La tua affermazione, invece, generalizza – in poche parole – situazioni particolari che hanno grande visibilità, ma che non rappresentano il mondo dell’impresa, essendo il prodotto della collateralità tra mano pubblica e clientele protette, con grande evidenza di un sesquipedale conflitto d’interessi. Tutto un altro problema.
@Franco Bocchini
Ill Mitbestimmung riguarda le aziende con oltre 2000 dipendenti, il Montan-Mitbestimmung quelle con almeno 1000 dipendenti.Esiste anche la versione per le aziende con piu di 500 dipendenti che prevede di dare ai lavoratori 1/3 del Consiglio di Sorveglianza; non sono esattamente piccole aziende.
Comunque, avevo letto e condividevo la critica che vi eravate fatti da soli. Inoltre non capisco perchè tale norma dovrebbe aumentare la litigiosità e perchè dovrebbe sminuire l’imprenditore ( non il suo portafogli).
Comunque ammiro chi ha delle PMI e mette a rischio il SUO patrimonio. Guardi, per mantenermi gli studi faccio il trader e so bene cosa voglia dire perdere il proprio denaro.
Nel nostro ordinamento giuridico la partecipazione agli utili da parte dei lavoratori è possibile solamente tramite il possesso di azioni da parte degli stessi.
Sono d’accordo solo parzialmente. Perché la FIAT crea utili, mettendo i suoi lavoratori in CIG e spalmando i costi sulle nostre tasche? Concordo col post 14, un’imprenditore, che crede nella sua azienda, mette a rischio il suo patrimonio, in primis, poi ricorre ad ammortizzatori sociali solo se necessario. La FIAT invece, fa esattamente l’opposto!
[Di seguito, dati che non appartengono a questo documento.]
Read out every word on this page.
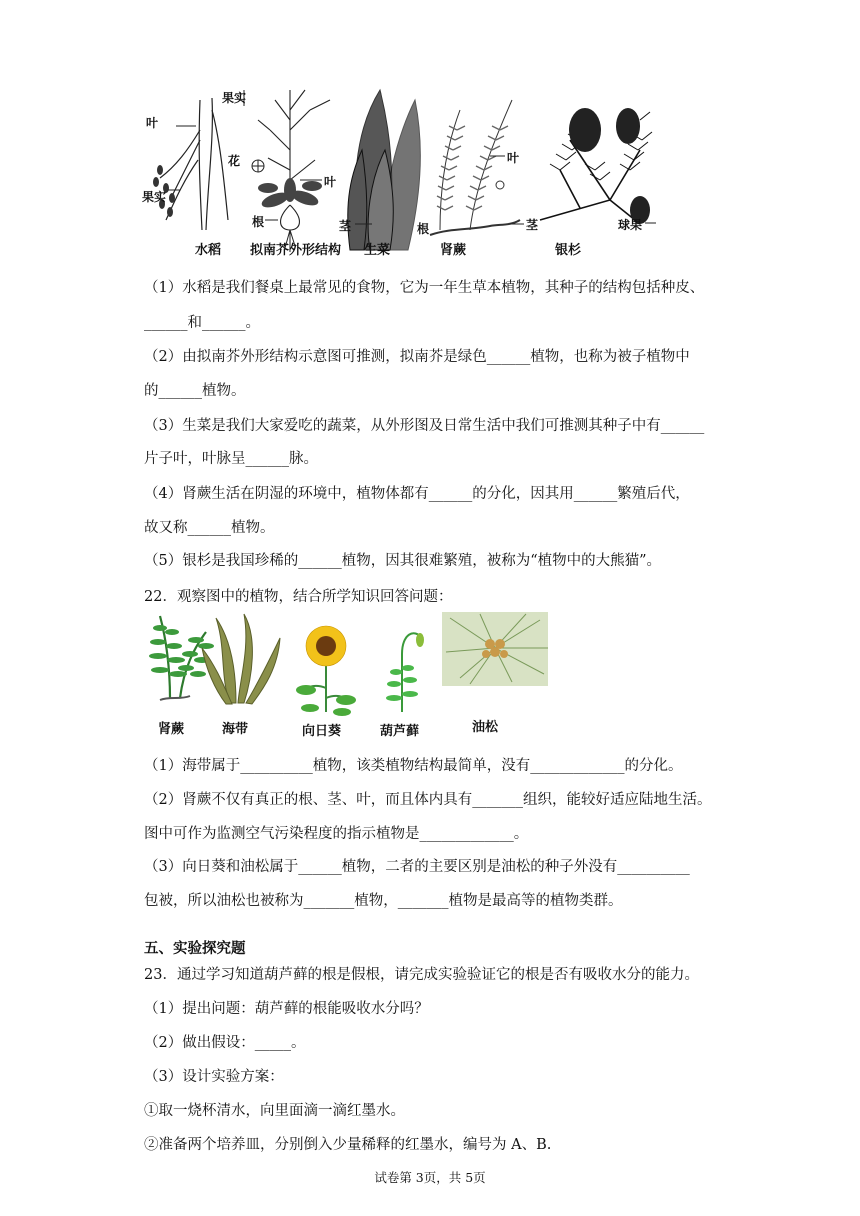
叶
果实
果实
花
叶
根	茎	根
叶
茎	球果
水稻 拟南芥外形结构 生菜	肾蕨	银杉
（1）水稻是我们餐桌上最常见的食物，它为一年生草本植物，其种子的结构包括种皮、
______和______。
（2）由拟南芥外形结构示意图可推测，拟南芥是绿色______植物，也称为被子植物中
的______植物。
（3）生菜是我们大家爱吃的蔬菜，从外形图及日常生活中我们可推测其种子中有______
片子叶，叶脉呈______脉。
（4）肾蕨生活在阴湿的环境中，植物体都有______的分化，因其用______繁殖后代，
故又称______植物。
（5）银杉是我国珍稀的______植物，因其很难繁殖，被称为“植物中的大熊猫”。
22．观察图中的植物，结合所学知识回答问题：
肾蕨	海带	向日葵	葫芦藓	油松
（1）海带属于__________植物，该类植物结构最简单，没有_____________的分化。
（2）肾蕨不仅有真正的根、茎、叶，而且体内具有_______组织，能较好适应陆地生活。
图中可作为监测空气污染程度的指示植物是_____________。
（3）向日葵和油松属于______植物，二者的主要区别是油松的种子外没有__________
包被，所以油松也被称为_______植物，_______植物是最高等的植物类群。
五、实验探究题
23．通过学习知道葫芦藓的根是假根，请完成实验验证它的根是否有吸收水分的能力。
（1）提出问题：葫芦藓的根能吸收水分吗？
（2）做出假设：_____。
（3）设计实验方案：
①取一烧杯清水，向里面滴一滴红墨水。
②准备两个培养皿，分别倒入少量稀释的红墨水，编号为 A、B.
试卷第 3页，共 5页
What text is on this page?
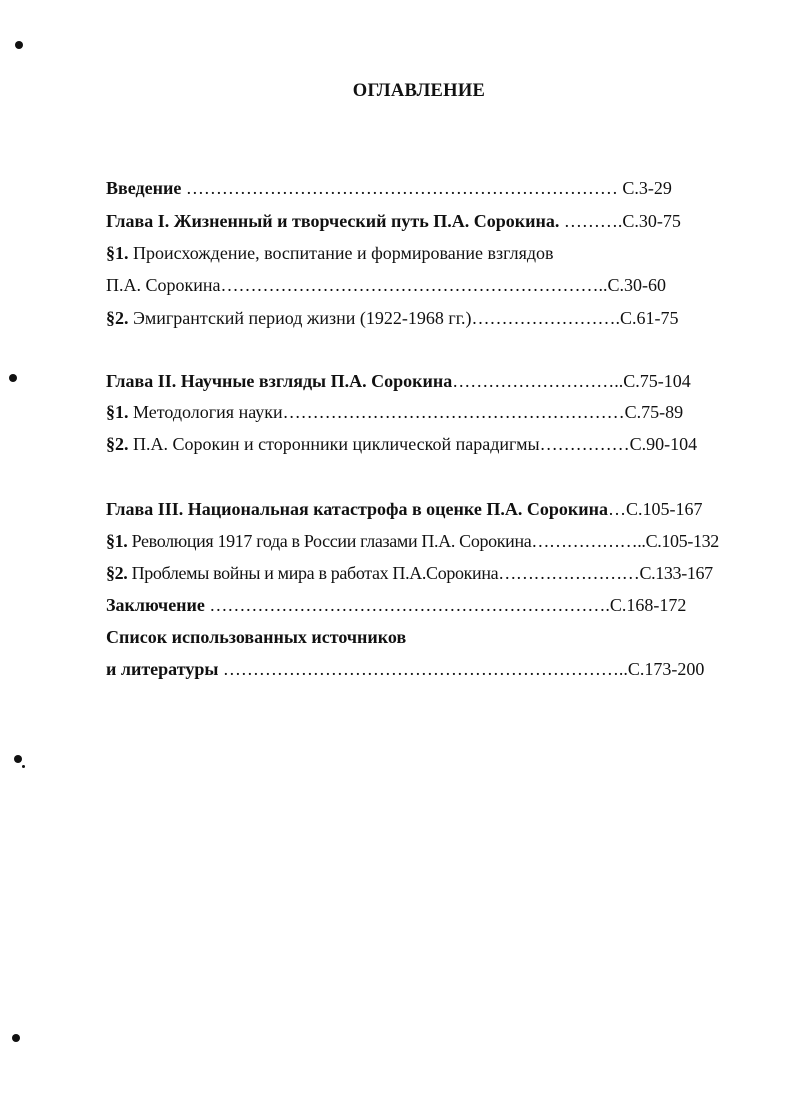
ОГЛАВЛЕНИЕ
Введение ……………………………………………………………… С.3-29
Глава I. Жизненный и творческий путь П.А. Сорокина. ……….С.30-75
§1. Происхождение, воспитание и формирование взглядов
П.А. Сорокина………………………………………………………..С.30-60
§2. Эмигрантский период жизни (1922-1968 гг.)…………………….С.61-75
Глава II. Научные взгляды П.А. Сорокина………………………..С.75-104
§1. Методология науки…………………………………………………С.75-89
§2. П.А. Сорокин и сторонники циклической парадигмы……………С.90-104
Глава III. Национальная катастрофа в оценке П.А. Сорокина…С.105-167
§1. Революция 1917 года в России глазами П.А. Сорокина………………..С.105-132
§2. Проблемы войны и мира в работах П.А.Сорокина……………………С.133-167
Заключение ………………………………………………………….С.168-172
Список использованных источников
и литературы …………………………………………………………..С.173-200
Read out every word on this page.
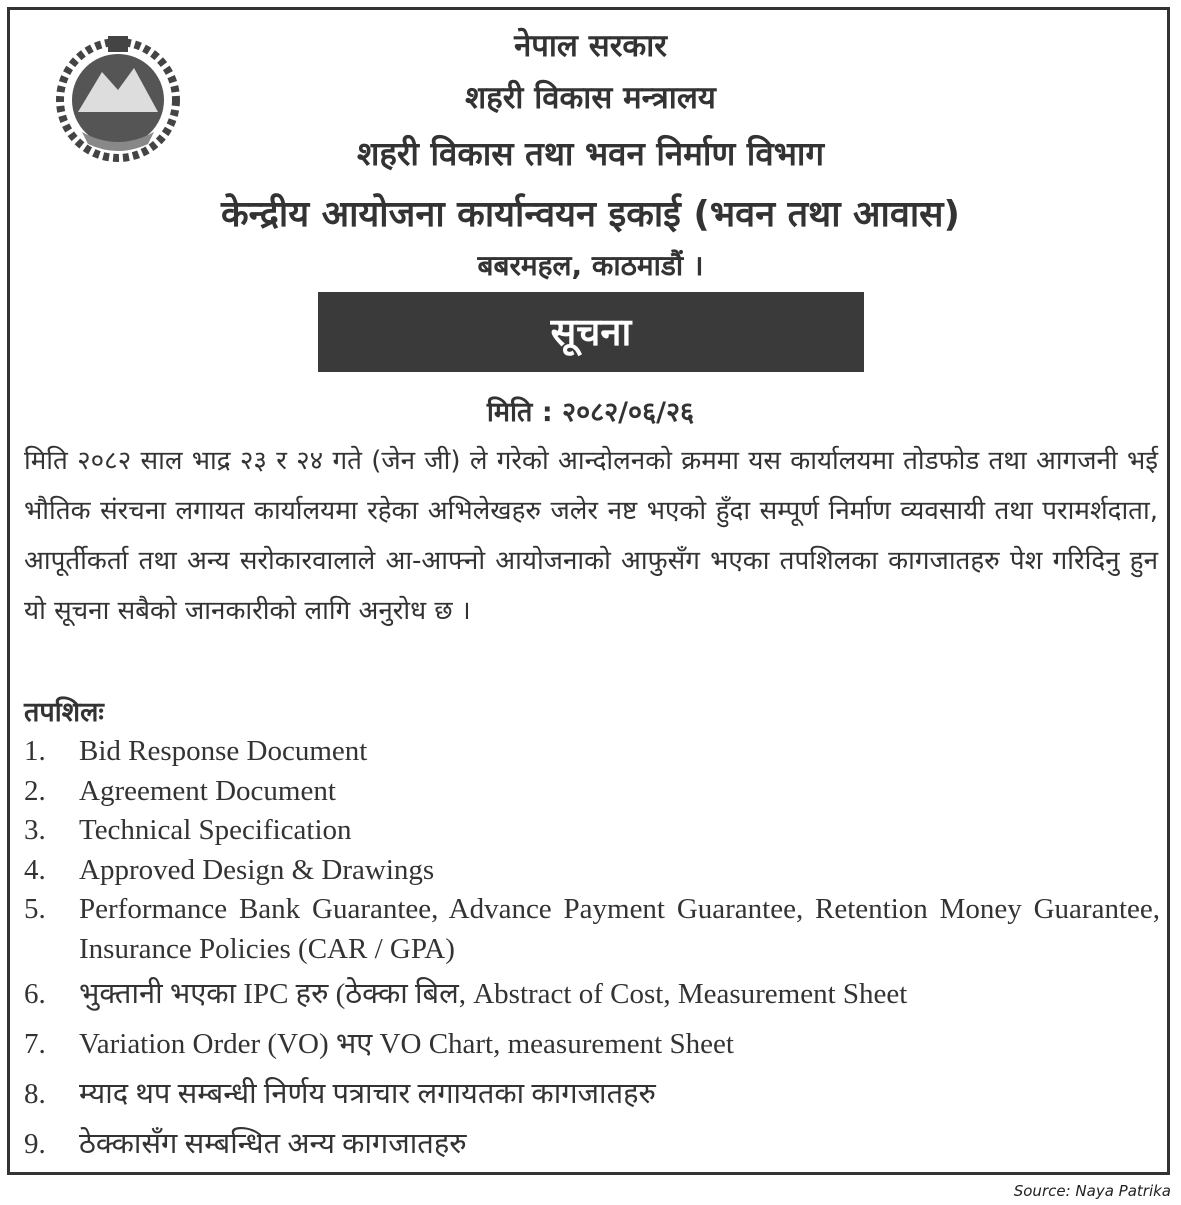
नेपाल सरकार
शहरी विकास मन्त्रालय
शहरी विकास तथा भवन निर्माण विभाग
केन्द्रीय आयोजना कार्यान्वयन इकाई (भवन तथा आवास)
बबरमहल, काठमाडौं ।
सूचना
मिति : २०८२/०६/२६
मिति २०८२ साल भाद्र २३ र २४ गते (जेन जी) ले गरेको आन्दोलनको क्रममा यस कार्यालयमा तोडफोड तथा आगजनी भई भौतिक संरचना लगायत कार्यालयमा रहेका अभिलेखहरु जलेर नष्ट भएको हुँदा सम्पूर्ण निर्माण व्यवसायी तथा परामर्शदाता, आपूर्तीकर्ता तथा अन्य सरोकारवालाले आ-आफ्नो आयोजनाको आफुसँग भएका तपशिलका कागजातहरु पेश गरिदिनु हुन यो सूचना सबैको जानकारीको लागि अनुरोध छ ।
तपशिलः
1.	Bid Response Document
2.	Agreement Document
3.	Technical Specification
4.	Approved Design & Drawings
5.	Performance Bank Guarantee, Advance Payment Guarantee, Retention Money Guarantee, Insurance Policies (CAR / GPA)
6.	भुक्तानी भएका IPC हरु (ठेक्का बिल, Abstract of Cost, Measurement Sheet
7.	Variation Order (VO) भए VO Chart, measurement Sheet
8.	म्याद थप सम्बन्धी निर्णय पत्राचार लगायतका कागजातहरु
9.	ठेक्कासँग सम्बन्धित अन्य कागजातहरु
Source: Naya Patrika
Pienamente d’accordo!!! (per quel che vale il mio giudizio….)In Italia il “sistema tedesco” nn può funzionare come ben argomentato dall’articolista e con buona pace del Governatore. A mio avviso potrebbe esser preso in esame una sorta di azionariato popolare (mediante bonus ovvero “stockoptions”…..).
@mario unnia
Sig. Unnia (5) D’accordo con Lei che le stock option non servono per aumentare gli utili di bilancio. Ma non dimentichiamo il fatto che una cospicua parte degli emolumenti di Marchionne è data proprio dalle stock option! I recenti bilanci FIAT producono sempre utili, ricavati magari altrove, non dalla vendita di auto, guarda un po’!